Savcı Bey "Mitoz Bölünme" konusunda benim biyoloji bilgime bile sahip değil herhalde ki "nem" kapmış...

ADNAN BERK OKAN

Salih Tuna'nın vicdanını çok seviyorum...

Yazarken tabii ki ideolojisini terk etmiyor...
Ama...
Konu "Hukuk" oldu mu, işin içine "Adalet Duygusu" girdi mi; işte o zaman "ideoloji" denilen tek renk, tek parça gömleğini çıkarıp, "vicdan, adalet" isimli çok renkli, çok parçalı gömleği giyiyor...
O zaman da haliyle yazılarının tadına doyum olmuyor...


Lütfen vicdanla merhameti karıştırmayın...
Deniz Feneri tutuklularına merhamet de duyuyor olabilir Salih...
Çünkü hemen hepsi dostu veya fikirdaşı...
Ama...
Adalet (vicdan) duygusu, merhamet duygusundan daha ağır bastı...

Keza Balyoz ve Ergenekon şüphelileriyle hiçbir fikri yakınlığı olmadığı için onlara merhamet de duymayabilir...
Belki de üzüntüsü yargılanmalarına da değildir...
Ama vicdanı...
Ama adalet duygusunun yüceliği onu, yıllardır tutuklu olarak yargılanmayı bekleyen insanlara destek vermeye yönlendirdi...


Salih kendi mahalle sakinleri alkışlarken, "oh olsun!" diye bayram ederken; Balyoz ve Ergenekon tutuklularıyla; gazeteci Ahmet Şık ve Nedim Şener'in tutukluluk yöntemlerine de sürelerine de itiraz etti...
Ama...
İtirazı hiçbir zaman "yargılanmalarına" değildi...
"Yargılansınlar ama tutuksuz yargılansınlar ve suçları sabit görülürse, en ağır cezlara çarptırılsınlar" dedi Salih...

Salih'in Deniz Feneri dosyasına da tutumu değişmedi...

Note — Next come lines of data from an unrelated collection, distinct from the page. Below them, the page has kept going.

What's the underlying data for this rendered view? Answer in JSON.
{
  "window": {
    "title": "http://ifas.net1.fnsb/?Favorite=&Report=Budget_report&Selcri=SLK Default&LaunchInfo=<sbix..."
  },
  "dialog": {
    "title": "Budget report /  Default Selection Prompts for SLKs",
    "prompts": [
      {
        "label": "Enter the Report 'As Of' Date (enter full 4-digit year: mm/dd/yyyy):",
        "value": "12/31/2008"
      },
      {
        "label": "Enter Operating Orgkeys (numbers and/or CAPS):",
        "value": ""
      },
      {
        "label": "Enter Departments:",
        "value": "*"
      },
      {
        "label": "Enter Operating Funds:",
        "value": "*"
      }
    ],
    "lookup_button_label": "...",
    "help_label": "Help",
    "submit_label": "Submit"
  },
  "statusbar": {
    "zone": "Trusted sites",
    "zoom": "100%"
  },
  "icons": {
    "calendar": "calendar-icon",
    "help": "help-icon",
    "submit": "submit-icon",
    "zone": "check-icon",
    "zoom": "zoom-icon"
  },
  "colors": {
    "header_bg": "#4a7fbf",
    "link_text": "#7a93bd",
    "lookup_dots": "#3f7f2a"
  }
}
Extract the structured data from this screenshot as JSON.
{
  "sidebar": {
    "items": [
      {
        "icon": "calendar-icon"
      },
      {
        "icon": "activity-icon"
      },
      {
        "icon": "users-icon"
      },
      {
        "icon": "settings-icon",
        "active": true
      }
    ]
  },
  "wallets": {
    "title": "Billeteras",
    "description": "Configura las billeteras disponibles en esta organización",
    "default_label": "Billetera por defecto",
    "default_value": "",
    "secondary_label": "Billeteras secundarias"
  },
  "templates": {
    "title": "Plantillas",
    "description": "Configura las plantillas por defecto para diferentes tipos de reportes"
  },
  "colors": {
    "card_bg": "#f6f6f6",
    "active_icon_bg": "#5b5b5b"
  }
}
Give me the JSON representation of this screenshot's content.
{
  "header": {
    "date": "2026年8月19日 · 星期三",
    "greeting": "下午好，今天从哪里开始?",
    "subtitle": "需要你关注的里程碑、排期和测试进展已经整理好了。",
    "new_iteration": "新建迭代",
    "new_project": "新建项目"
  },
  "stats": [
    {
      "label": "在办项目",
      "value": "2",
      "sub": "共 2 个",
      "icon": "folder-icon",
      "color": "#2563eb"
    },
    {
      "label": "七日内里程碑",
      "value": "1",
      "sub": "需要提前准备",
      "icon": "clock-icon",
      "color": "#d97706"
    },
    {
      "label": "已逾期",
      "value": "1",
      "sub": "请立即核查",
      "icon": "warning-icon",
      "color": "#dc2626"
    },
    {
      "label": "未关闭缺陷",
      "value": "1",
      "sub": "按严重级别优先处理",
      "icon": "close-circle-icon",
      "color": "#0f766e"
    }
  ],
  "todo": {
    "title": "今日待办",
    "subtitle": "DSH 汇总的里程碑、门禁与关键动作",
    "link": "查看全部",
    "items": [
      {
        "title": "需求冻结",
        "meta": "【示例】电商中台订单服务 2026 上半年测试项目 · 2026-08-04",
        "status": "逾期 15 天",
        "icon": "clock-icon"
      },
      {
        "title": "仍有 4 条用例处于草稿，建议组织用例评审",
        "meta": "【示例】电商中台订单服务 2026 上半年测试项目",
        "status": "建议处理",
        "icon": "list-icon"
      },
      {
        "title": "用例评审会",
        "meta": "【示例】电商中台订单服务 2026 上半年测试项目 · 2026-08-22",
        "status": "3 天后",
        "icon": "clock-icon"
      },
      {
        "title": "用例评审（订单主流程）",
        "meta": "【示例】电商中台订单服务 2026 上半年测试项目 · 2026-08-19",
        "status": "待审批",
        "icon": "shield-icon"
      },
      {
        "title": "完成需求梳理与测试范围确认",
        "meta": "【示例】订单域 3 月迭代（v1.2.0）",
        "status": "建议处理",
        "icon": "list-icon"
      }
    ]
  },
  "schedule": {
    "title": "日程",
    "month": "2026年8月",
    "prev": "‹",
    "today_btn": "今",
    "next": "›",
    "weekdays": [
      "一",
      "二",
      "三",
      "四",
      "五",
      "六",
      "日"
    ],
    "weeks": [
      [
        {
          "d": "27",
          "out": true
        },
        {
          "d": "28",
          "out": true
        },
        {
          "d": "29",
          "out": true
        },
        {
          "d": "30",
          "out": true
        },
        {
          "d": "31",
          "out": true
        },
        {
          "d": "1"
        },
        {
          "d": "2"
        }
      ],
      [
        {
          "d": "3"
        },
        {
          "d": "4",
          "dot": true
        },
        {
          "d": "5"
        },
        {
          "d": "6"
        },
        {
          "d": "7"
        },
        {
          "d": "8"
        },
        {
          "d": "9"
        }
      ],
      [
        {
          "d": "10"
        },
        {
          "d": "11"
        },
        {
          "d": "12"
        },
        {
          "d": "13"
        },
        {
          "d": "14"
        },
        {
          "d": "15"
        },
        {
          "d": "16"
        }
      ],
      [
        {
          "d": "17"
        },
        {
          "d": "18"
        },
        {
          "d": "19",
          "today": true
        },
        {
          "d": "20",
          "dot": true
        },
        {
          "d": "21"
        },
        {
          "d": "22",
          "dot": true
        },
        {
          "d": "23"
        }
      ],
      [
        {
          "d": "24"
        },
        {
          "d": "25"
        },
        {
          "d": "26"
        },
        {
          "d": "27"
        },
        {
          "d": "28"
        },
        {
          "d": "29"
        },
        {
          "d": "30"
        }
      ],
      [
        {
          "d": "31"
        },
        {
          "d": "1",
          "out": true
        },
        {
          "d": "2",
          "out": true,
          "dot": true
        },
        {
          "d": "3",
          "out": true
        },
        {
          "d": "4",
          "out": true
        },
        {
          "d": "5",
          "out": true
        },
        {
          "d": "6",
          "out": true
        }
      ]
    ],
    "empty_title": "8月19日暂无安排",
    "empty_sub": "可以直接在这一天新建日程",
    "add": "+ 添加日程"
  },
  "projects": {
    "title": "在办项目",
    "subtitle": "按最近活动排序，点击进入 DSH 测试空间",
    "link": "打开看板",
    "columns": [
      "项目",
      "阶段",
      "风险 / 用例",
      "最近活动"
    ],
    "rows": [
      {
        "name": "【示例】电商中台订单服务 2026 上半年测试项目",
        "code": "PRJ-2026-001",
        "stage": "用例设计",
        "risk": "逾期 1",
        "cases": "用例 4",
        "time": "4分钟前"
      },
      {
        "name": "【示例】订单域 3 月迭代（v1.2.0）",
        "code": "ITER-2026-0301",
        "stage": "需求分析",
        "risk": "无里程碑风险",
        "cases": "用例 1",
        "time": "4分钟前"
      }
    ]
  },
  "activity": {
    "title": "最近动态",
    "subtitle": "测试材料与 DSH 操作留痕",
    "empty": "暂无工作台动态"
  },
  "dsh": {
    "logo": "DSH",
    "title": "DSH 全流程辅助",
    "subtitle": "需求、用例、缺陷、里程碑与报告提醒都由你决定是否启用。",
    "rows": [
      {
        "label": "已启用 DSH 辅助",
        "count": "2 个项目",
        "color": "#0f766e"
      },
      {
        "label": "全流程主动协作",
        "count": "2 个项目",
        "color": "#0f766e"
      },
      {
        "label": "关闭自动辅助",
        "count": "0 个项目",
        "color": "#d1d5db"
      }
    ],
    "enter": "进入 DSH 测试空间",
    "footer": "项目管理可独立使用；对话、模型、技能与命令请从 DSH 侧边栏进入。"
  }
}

Yani, "yahu bunlar bizim mahallenin delikanlıları, şunlara kıyak geçeyim; yargılanmalarına bile gerek olmadığını, hepsinin pırıl pırıl insanlar olduklarını yazayım" diye düşünmedi...
Onlar için de diğer dosya tutukluları için ne yazıp söylediyse aynı şeyleri yazdı söyledi...
İşte bunun adı "vicdandır"...
Bunun adı "adalet duygusunun erdemidir"...


Kurumlar dejenere oldu...

Salih Tuna'nın Yeni Şafak'ta (16.09.2011) başlığı altında yayımlanan "ibretlik" makalesi, az önce okuduklarınızı yazmama sebep oldu...
Çünkü Salih'in makalesi Yargımızın çok net çekilmiş bir fotoğrafı gibiydi..

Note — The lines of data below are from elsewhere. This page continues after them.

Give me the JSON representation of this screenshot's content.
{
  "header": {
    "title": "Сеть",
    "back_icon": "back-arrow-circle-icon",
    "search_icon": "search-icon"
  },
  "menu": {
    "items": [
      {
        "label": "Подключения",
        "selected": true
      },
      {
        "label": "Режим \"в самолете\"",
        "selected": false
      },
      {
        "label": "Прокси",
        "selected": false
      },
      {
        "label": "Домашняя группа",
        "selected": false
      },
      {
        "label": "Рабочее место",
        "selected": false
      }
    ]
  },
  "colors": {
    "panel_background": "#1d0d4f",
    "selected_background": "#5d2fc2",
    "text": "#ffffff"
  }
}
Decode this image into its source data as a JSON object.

Salih, "tutuklu" yargılanan Deniz Feneri şüphelilerinden Mustafa Çelik'in bir telefon konuşmasının dosyaya "delil" olarak konulan bölümünü yayımlıyor adı geçen makalesinde...
Savcı Bey "Mitoz Bölünme" konusunda benim biyoloji bilgime bile sahip değil herhalde ki "nem" kapmış...
Cep telefonundan ev telefonuna geçişi "Kaçmak" olarak kabul etmiş...
Ya da "suç işleme girişimi"...

Ak Parti Hükümeti 12 Eylül 1980'den sonra dejenere olan; Yargı, TSK ve Emniyeti düzeltebilmek için uğraşıyor...
Ama çok zor...
Eğrilmiş bir çiviyi doğrultmaktan bile daha zor...
Ne kadar vurursanız o çivi düzelmez...
Bunu, Salih'in makalesini okuduktan sonra bir kez daha anladım...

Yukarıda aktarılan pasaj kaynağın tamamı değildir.